A four-month investigation at 22 factories found no evidence that benzene and n-hexane endangered the roughly 5,00,000 people who work at the plants, according to Apple. No traces of the chemicals were detected at 18 of the factories and the amounts found at the other four factories fell within acceptable safety levels, the Cupertino, California, company said.
Nevertheless, Apple decided to order its suppliers to stop using benzene and n-hexane during the final assembly of iPhones, iPads, iPods, Mac computers and various other accessories. What’s more, Apple has made it mandatory for all its factories to test all substances to ensure that they don’t contain benzene or n-hexane, even if the chemicals aren’t listed in the ingredients.

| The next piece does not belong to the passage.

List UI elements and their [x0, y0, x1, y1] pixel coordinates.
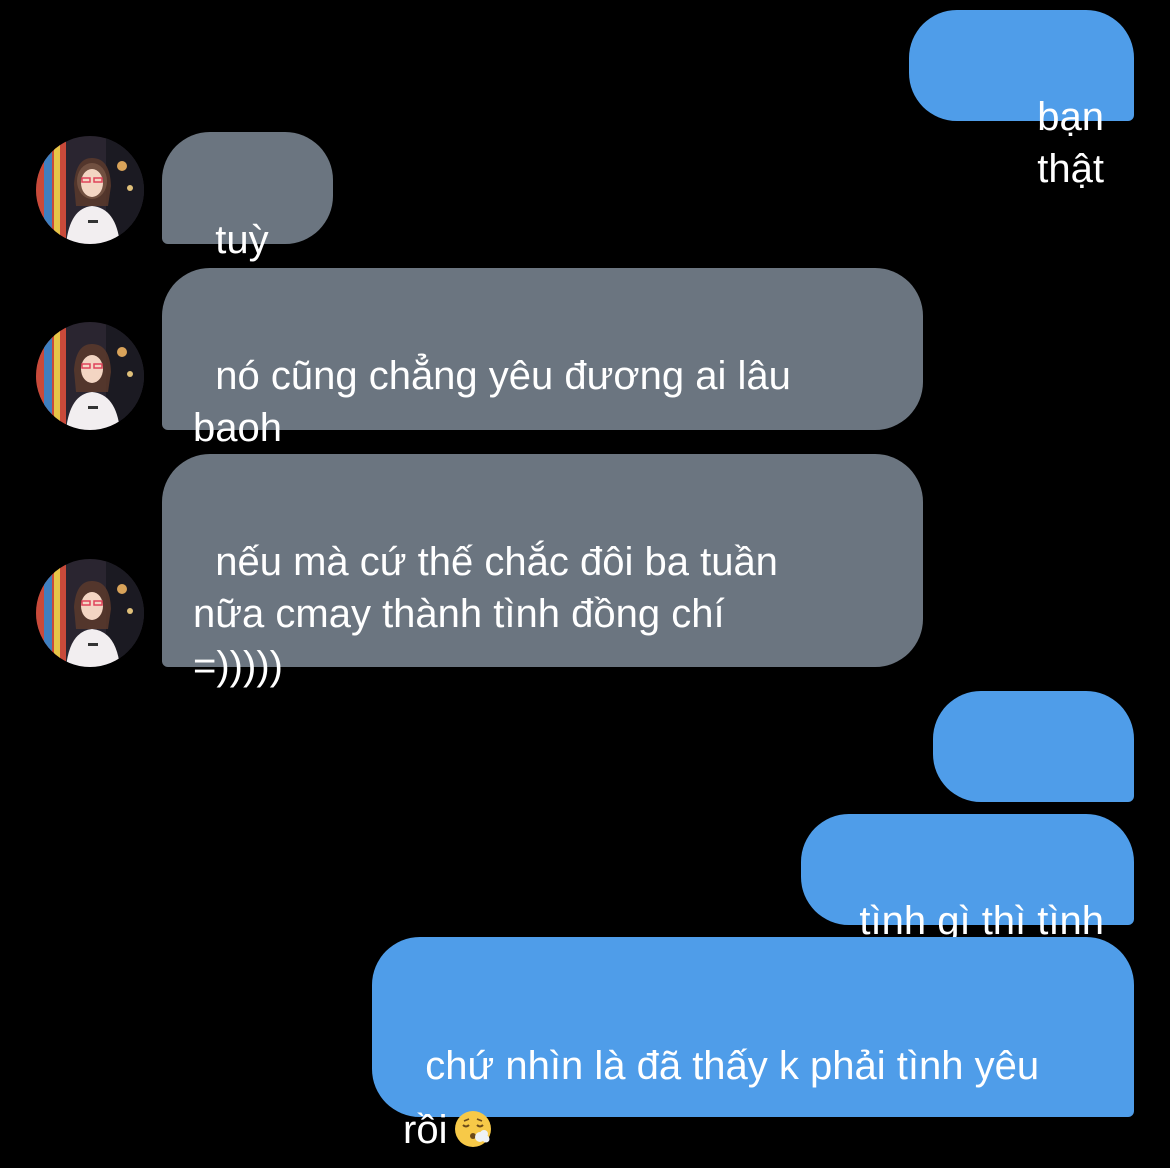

“This is doing everything we can think of to do to crack down on chemical exposures and to be responsive to concerns,” Lisa Jackson, Apple’s vice president of environmental initiatives, said in an interview with The Associated Press. “We think it’s really important that we show some leadership and really look toward the future by trying to use greener chemistries.”
Jackson also said that they asked manufacturers to find safer alternatives and ban the use of the chemicals in the final assembly process. Apple will require its manufacturers to test all cleaning agents and degreasers before they’re used in production to make sure there are no hidden chemical risks.
Apple is believed to have assembled an advisory board to further reduce the use of toxins in the company’s products and supply chain.